You then include one-off spending you might make each year, such as at Christmas or on birthdays. Work out roughly how much you spend each year and divide the total by 12 – this will be the amount you should put aside each month and needs to be added to your budget.
Finally, if you don't have an emergency fund to cover those things that you don’t know about that could take your budget off track (e.g., car repairs, home repairs, school trips etc) add a line on your budget for "surprise expenses". Again, this will require a bit of guesswork but be sensible and honest with yourself – after all, the purpose of creating your budget is to help you be in control of your money.
You should now have a list of where you spend money on “non-essential” things, along with amounts for one off spending and an emergency fund. Add the list up.
If the total you have is less than your “disposable income”, you’re off to a good start. You should have money left at the end of the month which you can use to pay off debt, save for something special or to put towards your retirement.
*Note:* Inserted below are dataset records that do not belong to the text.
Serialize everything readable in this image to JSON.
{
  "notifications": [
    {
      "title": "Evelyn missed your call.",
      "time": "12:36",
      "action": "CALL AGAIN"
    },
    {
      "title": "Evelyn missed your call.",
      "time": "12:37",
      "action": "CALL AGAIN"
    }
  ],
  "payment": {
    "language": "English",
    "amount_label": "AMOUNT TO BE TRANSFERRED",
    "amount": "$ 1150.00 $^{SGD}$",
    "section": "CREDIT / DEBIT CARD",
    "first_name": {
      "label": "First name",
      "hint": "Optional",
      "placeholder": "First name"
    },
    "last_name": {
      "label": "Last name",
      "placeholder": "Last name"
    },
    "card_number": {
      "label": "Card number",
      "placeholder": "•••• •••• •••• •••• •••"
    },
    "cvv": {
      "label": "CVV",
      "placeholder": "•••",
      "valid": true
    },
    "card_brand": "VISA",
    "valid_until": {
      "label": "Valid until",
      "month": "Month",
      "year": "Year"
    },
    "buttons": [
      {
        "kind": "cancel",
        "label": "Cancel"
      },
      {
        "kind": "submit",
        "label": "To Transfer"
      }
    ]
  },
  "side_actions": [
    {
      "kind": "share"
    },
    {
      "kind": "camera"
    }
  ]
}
If you are spending more than your “disposable income” you should take action to avoid getting into debt. Consider:
- Comparing the market for your essential bills and insurance to make sure you’re getting the best prices you can.
- Look at where you can reduce your non-essential spending such as cancelling memberships or subscriptions, cutting back on eating out and takeaways, shopping around for lower prices and less expensive options.
Step 5: Agree a budget you can stick to
A budget works best if it paints an accurate and realistic picture of your income, essential spending, and where your disposable income goes. By spending a bit of time creating your budget you will have a tool to hand which will help make your money go further each month and, by sticking to it, hopefully allow you to save some spare money each month.
If you do have money spare each month, look to open an easy access bank account, and build up an “emergency fund” that will cover your “essential spending” for three months as it’ll give you added ‘peace of mind’ if an emergency does occur. Once you’ve achieved this, then think about saving for medium or long term goals.
Step 6. Review your budget regularly
Once you’ve created your budget, remember to keep an eye on how closely you’re sticking to it and adjust your spending accordingly.
Life is naturally unpredictable, so it’s also a good idea to review your budget and your spending at least every couple of months. Keep an eye on the large expenses that only occur every few months, such as insurances, if you get a pay rise, see how it’ll impact your ability to save, if household bills increase look at how they will impact your budget too. By keeping an eye on your budget and your finances you’ll notice more quickly if you’re overspending and will be able to make changes before your finances are drastically affected.
A top tip is to take a few minutes each day to record your expenses ( there are apps available but, again, a pad and paper works just as well). That way, the next time you review your budget you’ll have all the information you need to hand.
Ultimately, it’s your budget and it needs to work for you, not the other way around.